The annotation pipeline for the genome of a snake
Boyang Liu, Liangyu Cui, Yue Ma, Diancheng Yang, Yanan Gong, Yanchun Xu, Shuhui Yang, Song Huang, Zhangwen Deng
Abstract
Here are detailed methods use for the annotation of various snake genomes.
Before start
Steps
Repeat annotation_de novo
1) Run RepeatModeler to build a de novo library based on the input assembled genome sequence.
2) Using the library constructed in step 5 as the database, run RepeatMasker (v. 3.3.0) to find and then classify the repetitive sequences.
Repeat annotation_database
Run TRF (v. 4.09), RepeatMasker and RepeatProteinMask (v. 3.3.0) to identify repeats in the genome at DNA and protein level, respectively, by aligning sequences against the Repbase library (v. 17.01).
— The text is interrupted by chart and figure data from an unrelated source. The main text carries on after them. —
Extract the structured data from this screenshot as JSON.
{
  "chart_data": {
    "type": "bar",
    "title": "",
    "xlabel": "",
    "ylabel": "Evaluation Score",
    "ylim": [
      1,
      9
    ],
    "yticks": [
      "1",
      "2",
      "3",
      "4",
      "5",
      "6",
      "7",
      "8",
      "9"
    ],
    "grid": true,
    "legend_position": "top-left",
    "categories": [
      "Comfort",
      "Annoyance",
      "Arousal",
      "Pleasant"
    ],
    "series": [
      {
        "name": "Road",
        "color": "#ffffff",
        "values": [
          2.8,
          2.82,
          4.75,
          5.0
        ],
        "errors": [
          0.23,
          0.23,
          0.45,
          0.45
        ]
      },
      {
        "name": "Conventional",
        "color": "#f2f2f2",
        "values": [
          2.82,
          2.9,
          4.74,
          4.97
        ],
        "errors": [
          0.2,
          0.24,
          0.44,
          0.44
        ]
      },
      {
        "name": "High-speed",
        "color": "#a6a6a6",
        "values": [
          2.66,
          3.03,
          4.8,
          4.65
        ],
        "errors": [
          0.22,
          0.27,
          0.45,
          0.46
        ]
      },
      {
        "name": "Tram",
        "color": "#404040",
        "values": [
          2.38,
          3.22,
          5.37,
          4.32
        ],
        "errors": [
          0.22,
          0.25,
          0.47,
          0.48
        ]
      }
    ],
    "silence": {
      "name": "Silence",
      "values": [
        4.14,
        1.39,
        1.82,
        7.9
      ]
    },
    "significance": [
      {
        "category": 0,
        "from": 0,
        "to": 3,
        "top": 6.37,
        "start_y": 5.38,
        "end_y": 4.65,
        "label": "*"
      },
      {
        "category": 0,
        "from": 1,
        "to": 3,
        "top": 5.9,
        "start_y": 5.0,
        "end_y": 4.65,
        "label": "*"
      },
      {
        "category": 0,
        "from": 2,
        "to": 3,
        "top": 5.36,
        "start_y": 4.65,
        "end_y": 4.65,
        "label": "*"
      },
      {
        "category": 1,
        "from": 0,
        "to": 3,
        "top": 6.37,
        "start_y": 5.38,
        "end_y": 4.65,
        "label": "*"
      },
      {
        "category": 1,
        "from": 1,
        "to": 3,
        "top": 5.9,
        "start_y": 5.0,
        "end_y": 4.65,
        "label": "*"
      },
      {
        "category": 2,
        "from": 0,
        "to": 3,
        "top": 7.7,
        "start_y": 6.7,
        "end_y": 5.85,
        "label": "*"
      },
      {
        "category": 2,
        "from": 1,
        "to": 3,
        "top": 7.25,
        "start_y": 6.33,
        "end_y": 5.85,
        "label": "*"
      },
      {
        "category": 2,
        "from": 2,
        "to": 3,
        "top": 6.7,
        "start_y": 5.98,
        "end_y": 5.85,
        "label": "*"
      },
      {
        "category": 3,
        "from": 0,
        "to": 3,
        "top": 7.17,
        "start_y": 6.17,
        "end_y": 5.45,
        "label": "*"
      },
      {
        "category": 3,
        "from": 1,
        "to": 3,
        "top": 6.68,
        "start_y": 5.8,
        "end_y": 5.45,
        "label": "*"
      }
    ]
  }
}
Gene prediction_preparation
Mask these repetitive regions obtained above (step 4-6) with 'N's.
Gene prediction_de novo
Run Augustus (v3.0.3) to de novo predict genes in the repeat-masked genome sequences.
Gene prediction_homolog
Download the publicly available protein sequences of representative homologous snake species, align these against our masked genome sequences with BLAT, and then based on the BLAT mapping results, GeneWise (v2.4.1 ) is then run to predict the genes.
Gene prediction_transcriptome
Then filter RNA-seq data using Trimmomatic(v0.30). The resulting data is then assembled by Trinity (v2.13.2). PASA(v2.0.2) was finally used to align transcript against the snake genome of interest to obtain gene structures.
Final gene set_MAKER
Integrate the genes predicted in step 4-6 to obtain the consensus gene set using the MAKER pipeline (v3.01.03).
Functional annotation
Map protein sequences of the final gene set to existing databases to identify their functions or motifs, such as SwissProt, TrEMBL, KEGG, InterPro.